WATCH: Does video show Taliban taking a joyride in a U.S. Black Hawk?

U.S. Black Hawk helicopters.
U.S. Black Hawk helicopters. Photo credit Getty Images

A video shared on Twitter by Joseph Dempsey, a research associate for defense and military analysis at the International Institute for Strategic Studies, appears to a helicopter taxiing at an Afghan airport.

In the approximately one-minute video, it is not clear who was operating the helicopter, which does not leave the ground.

Dempsey said in a post Wednesday that the video showed what he thought was a U.S.-made UH-60 Black Hawk helicopter taxiing, though not flying, at the Kandahar Airport in Afghanistan. This is the second largest airport in the country. The largest, located in Kabul, has been the site of thousands of evacuations since the Taliban took over Afghanistan from the former U.S.-backed government this month, as well as fatal bombings this week.

Could individuals from the Taliban have been operating the helicopter and could it be from the U.S. military, as Dempsey said in his posts?

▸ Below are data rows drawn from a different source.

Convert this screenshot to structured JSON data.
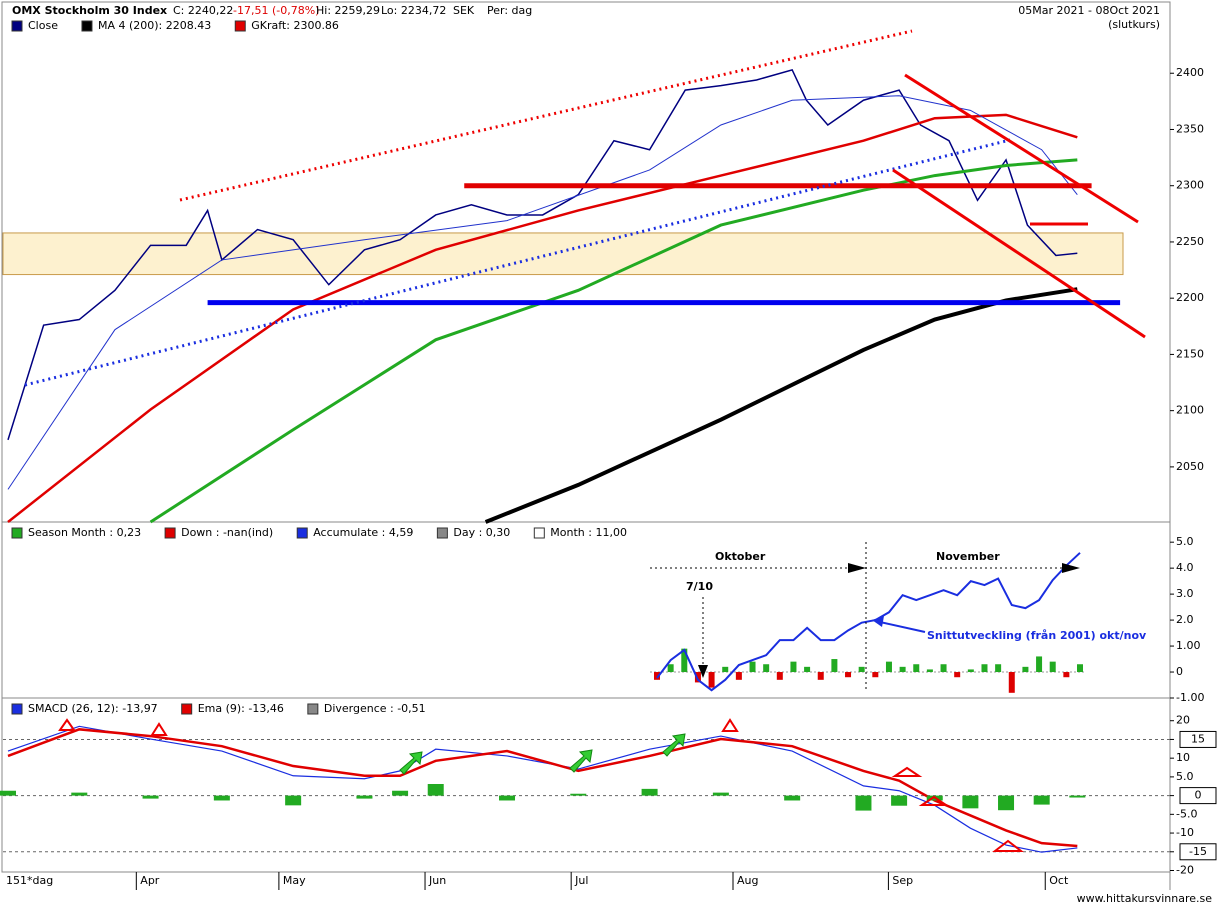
{
  "chart_data": [
    {
      "type": "line",
      "title": "OMX Stockholm 30 Index",
      "quote": [
        "C: 2240,22",
        "-17,51 (-0,78%)",
        "Hi: 2259,29",
        "Lo: 2234,72",
        "SEK",
        "Per: dag"
      ],
      "date_range": "05Mar 2021 - 08Oct 2021",
      "note": "(slutkurs)",
      "xlim": [
        -0.7,
        163
      ],
      "ylim": [
        2001,
        2434
      ],
      "yticks": [
        2050,
        2100,
        2150,
        2200,
        2250,
        2300,
        2350,
        2400
      ],
      "band": {
        "values": [
          2221,
          2258
        ],
        "color": "#fdf1cf"
      },
      "levels": [
        {
          "value": 2300,
          "from": 64,
          "to": 152,
          "color": "#e00000"
        },
        {
          "value": 2196,
          "from": 28,
          "to": 156,
          "color": "#0000ee"
        }
      ],
      "series": [
        {
          "name": "Close",
          "color": "#000080",
          "x": [
            0,
            5,
            10,
            15,
            20,
            25,
            28,
            30,
            35,
            40,
            45,
            50,
            55,
            60,
            65,
            70,
            75,
            80,
            85,
            90,
            95,
            100,
            105,
            110,
            112,
            115,
            120,
            125,
            128,
            132,
            136,
            140,
            143,
            147,
            150
          ],
          "values": [
            2074,
            2176,
            2181,
            2207,
            2247,
            2247,
            2278,
            2234,
            2261,
            2252,
            2212,
            2243,
            2252,
            2274,
            2283,
            2274,
            2274,
            2292,
            2340,
            2332,
            2385,
            2389,
            2394,
            2403,
            2376,
            2354,
            2376,
            2385,
            2354,
            2340,
            2287,
            2323,
            2265,
            2238,
            2240
          ]
        },
        {
          "name": "MA 4 (200): 2208.43",
          "color": "#000000",
          "x": [
            67,
            80,
            100,
            120,
            130,
            140,
            150
          ],
          "values": [
            2001,
            2034,
            2092,
            2154,
            2181,
            2198,
            2208
          ]
        },
        {
          "name": "GKraft: 2300.86",
          "color": "#e00000",
          "x": [
            0,
            20,
            40,
            60,
            80,
            100,
            120,
            130,
            140,
            150
          ],
          "values": [
            2001,
            2101,
            2190,
            2243,
            2278,
            2309,
            2340,
            2360,
            2363,
            2343
          ]
        },
        {
          "color": "#22aa22",
          "x": [
            20,
            40,
            60,
            80,
            100,
            120,
            130,
            140,
            150
          ],
          "values": [
            2001,
            2083,
            2163,
            2207,
            2265,
            2296,
            2309,
            2318,
            2323
          ]
        },
        {
          "color": "#2233cc",
          "x": [
            0,
            15,
            30,
            50,
            70,
            90,
            100,
            110,
            125,
            135,
            145,
            150
          ],
          "values": [
            2030,
            2172,
            2234,
            2252,
            2269,
            2314,
            2354,
            2376,
            2380,
            2367,
            2332,
            2292
          ]
        }
      ]
    },
    {
      "type": "combo",
      "ylim": [
        -1,
        5.7
      ],
      "yticks": [
        {
          "value": 5,
          "label": "5.0"
        },
        {
          "value": 4,
          "label": "4.0"
        },
        {
          "value": 3,
          "label": "3.0"
        },
        {
          "value": 2,
          "label": "2.0"
        },
        {
          "value": 1,
          "label": "1.00"
        },
        0,
        {
          "value": -1,
          "label": "-1.00"
        }
      ],
      "annotations": [
        "Oktober",
        "November",
        "7/10",
        "Snittutveckling (från 2001) okt/nov"
      ],
      "series": [
        {
          "name": "Season Month : 0,23",
          "color": "#22aa22",
          "values": [
            null,
            0.3,
            0.9,
            null,
            null,
            0.2,
            null,
            0.4,
            0.3,
            null,
            0.4,
            0.2,
            null,
            0.5,
            null,
            0.2,
            null,
            0.4,
            0.2,
            0.3,
            0.1,
            0.3,
            null,
            0.1,
            0.3,
            0.3,
            null,
            0.2,
            0.6,
            0.4,
            null,
            0.3
          ]
        },
        {
          "name": "Down : -nan(ind)",
          "color": "#dd0000",
          "values": [
            -0.3,
            null,
            null,
            -0.4,
            -0.6,
            null,
            -0.3,
            null,
            null,
            -0.3,
            null,
            null,
            -0.3,
            null,
            -0.2,
            null,
            -0.2,
            null,
            null,
            null,
            null,
            null,
            -0.2,
            null,
            null,
            null,
            -0.8,
            null,
            null,
            null,
            -0.2,
            null
          ]
        },
        {
          "name": "Accumulate : 4,59",
          "color": "#1a2ee0",
          "values": [
            -0.23,
            0.46,
            0.85,
            -0.3,
            -0.7,
            -0.3,
            0.27,
            0.46,
            0.65,
            1.23,
            1.23,
            1.7,
            1.23,
            1.23,
            1.6,
            1.9,
            2.0,
            2.3,
            2.96,
            2.77,
            2.96,
            3.15,
            2.96,
            3.5,
            3.35,
            3.6,
            2.58,
            2.46,
            2.77,
            3.54,
            4.1,
            4.59
          ]
        },
        {
          "name": "Day : 0,30",
          "color": "#888888"
        },
        {
          "name": "Month : 11,00",
          "color": "#ffffff"
        }
      ]
    },
    {
      "type": "macd",
      "xlim": [
        -0.7,
        163
      ],
      "ylim": [
        -20.4,
        25.8
      ],
      "yticks": [
        20,
        15,
        10,
        {
          "value": 5,
          "label": "5.0"
        },
        0,
        {
          "value": -5,
          "label": "-5.0"
        },
        -10,
        -15,
        -20
      ],
      "boxed_ticks": [
        15,
        0,
        -15
      ],
      "xticks": [
        {
          "value": 18,
          "label": "Apr"
        },
        {
          "value": 38,
          "label": "May"
        },
        {
          "value": 58.5,
          "label": "Jun"
        },
        {
          "value": 79,
          "label": "Jul"
        },
        {
          "value": 101.7,
          "label": "Aug"
        },
        {
          "value": 123.5,
          "label": "Sep"
        },
        {
          "value": 145.5,
          "label": "Oct"
        }
      ],
      "period": "151*dag",
      "source": "www.hittakursvinnare.se",
      "x": [
        0,
        10,
        20,
        30,
        40,
        50,
        55,
        60,
        70,
        80,
        90,
        100,
        110,
        120,
        125,
        130,
        135,
        140,
        145,
        150
      ],
      "series": [
        {
          "name": "SMACD (26, 12): -13,97",
          "color": "#1a2ee0",
          "values": [
            11.9,
            18.5,
            15.1,
            11.9,
            5.3,
            4.5,
            6.6,
            12.4,
            10.6,
            7.1,
            12.4,
            15.9,
            11.9,
            2.6,
            1.3,
            -2.6,
            -8.7,
            -13.2,
            -15.1,
            -13.97
          ]
        },
        {
          "name": "Ema (9): -13,46",
          "color": "#e00000",
          "values": [
            10.6,
            17.7,
            15.9,
            13.2,
            7.9,
            5.3,
            5.3,
            9.3,
            11.9,
            6.6,
            10.6,
            15.1,
            13.2,
            6.6,
            4.0,
            -1.3,
            -5.3,
            -9.3,
            -12.7,
            -13.46
          ]
        },
        {
          "name": "Divergence : -0,51",
          "color": "#888888",
          "bar_color": "#22aa22",
          "values": [
            1.3,
            0.8,
            -0.8,
            -1.3,
            -2.6,
            -0.8,
            1.3,
            3.1,
            -1.3,
            0.5,
            1.8,
            0.8,
            -1.3,
            -4.0,
            -2.7,
            -1.3,
            -3.4,
            -3.9,
            -2.4,
            -0.51
          ]
        }
      ]
    }
  ]
}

So far, it has not been confirmed.

However, Biden administration national security adviser Jake Sullivan said last week that the Taliban had seized a “fair amount” of U.S. weaponry after it took over the country earlier this month, according to Fox News.

“We don't have a complete picture, obviously, of where every article of defense materials has gone,” Sullivan told reporters last Tuesday, per Fox News. “But certainly, a fair amount of it has fallen into the hands of the Taliban, and, obviously, we don’t have a sense that they are going to readily hand it over to us at the airport.”

Since the U.S. sent troops to Afghanistan following the Sept. 11, 2001 terrorist attacks, the country has spent $83 billion on training and equipment for Afghan forces, including $147 million on Black Hawk helicopters and $2 billion on Humvees, Fox News said. Afghan soldiers did not prevent the Taliban – a fundamentalist Islamic group that governed Afghanistan circa 2001 – from taking over the country again this month.

According to the Guardian, Russia claims the Taliban have captured more than 100 Russian-made helicopters in various states of operability. However, the head of a Russian state arms exporter said the group will mostly be unable to use them with little access to maintenance crews and spare parts, said the outlet.